Net zero only applies to human-caused emissions. When (and if) the whole world reaches net zero, the human contribution to climate change will have levelled off, not fallen. On the way to this point, higher global temperatures caused by humans will have triggered natural emissions such as release of carbon dioxide from permafrost. Warming will not stop until we somehow achieve substantial negative net emissions. Yet, politicians of the right in Australia, not only in One Nation, have been casually dumping the net zero emissions target. They apparently don’t care about the terrible consequences for the world and their voters.

Now, there are signs that a new, very strong, El Niño may be developing. This is the huge weather pattern in which rain increases in eastern Pacific countries and is lower than normal on our side of the ocean. For Australia, this could mean a dry summer and even more fires than usual.
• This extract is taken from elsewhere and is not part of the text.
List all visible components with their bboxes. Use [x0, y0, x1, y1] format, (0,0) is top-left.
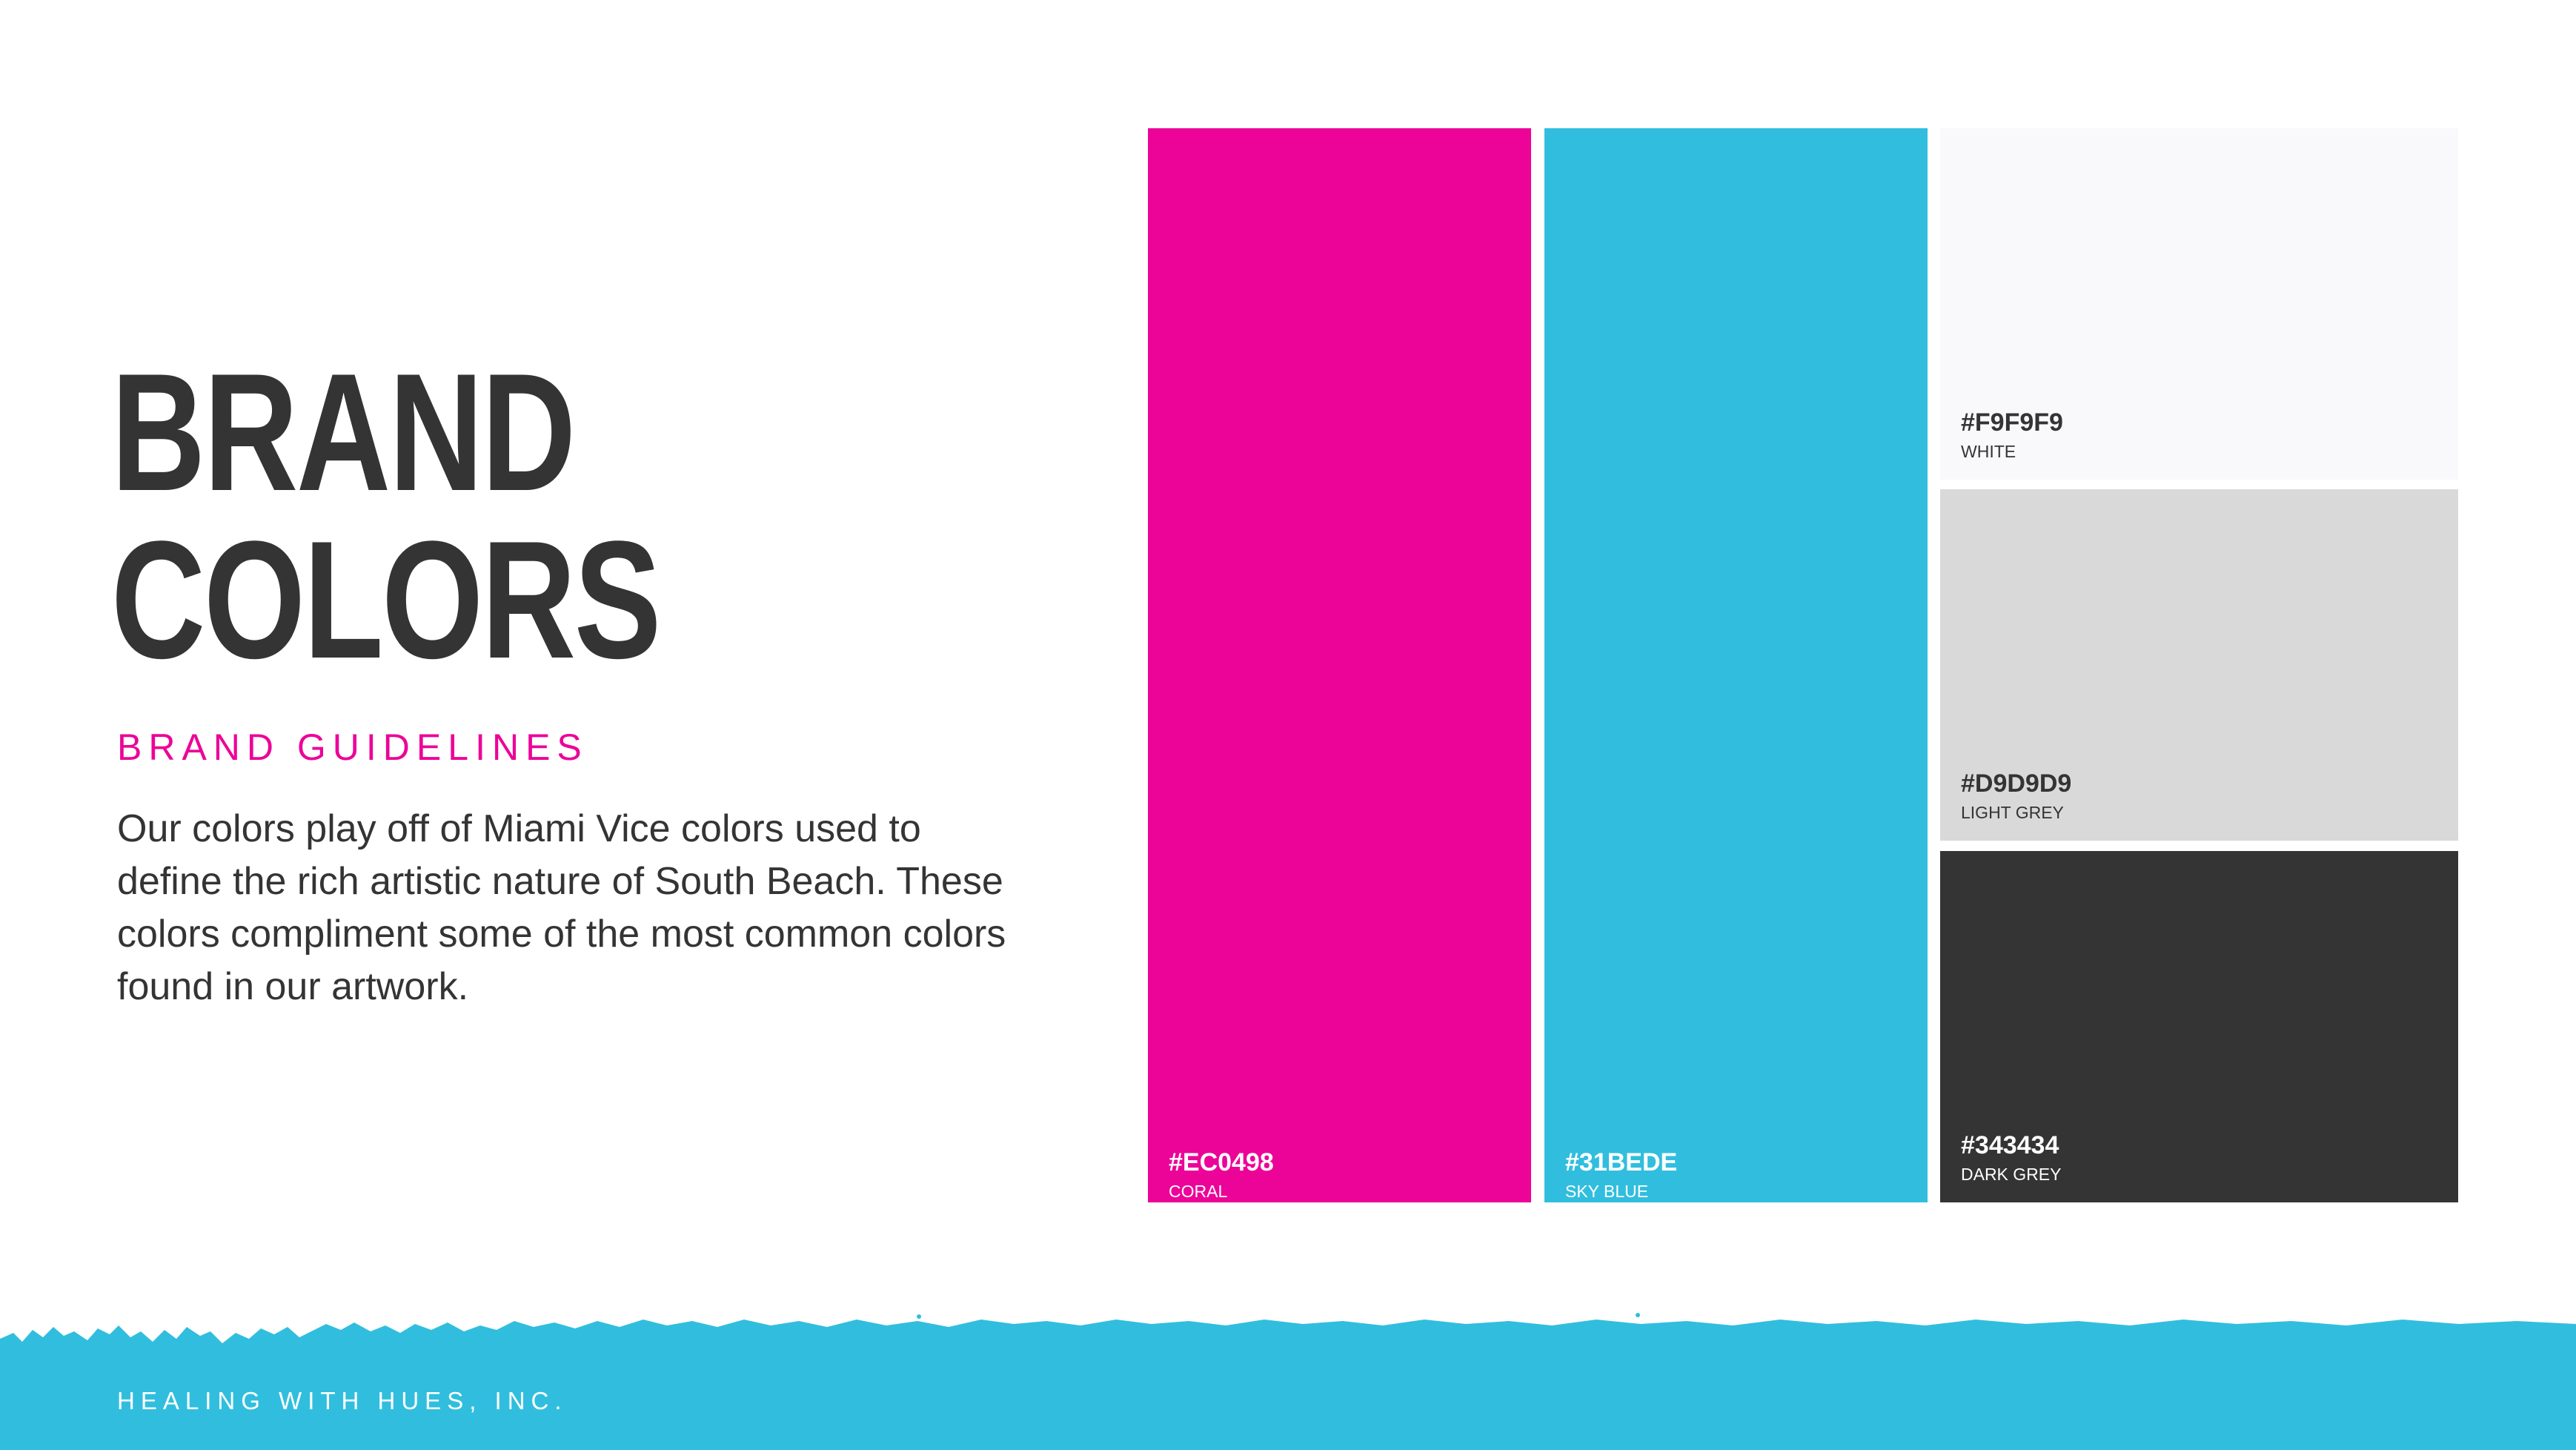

In addition, as Julian Cribb pointed out in Pearls and Irritations, a side effect of Trump’s war with Iran is a global shortage of fertiliser.

These two factors together may lead to poor crop seasons and widespread shortages of grain. Among vulnerable populations in Africa and South Asia, there could be serious famine. Perhaps a really bad year is what we need for people to take climate change seriously.

Ralph Evans

Ralph Evans AO is author of “Toast: Climate change is doing enormous harm. Why do many Australians deny it? Can we avoid the worst effects?”. He is a former head of Austrade and co-founded the Australian arm of the Boston Consulting Group.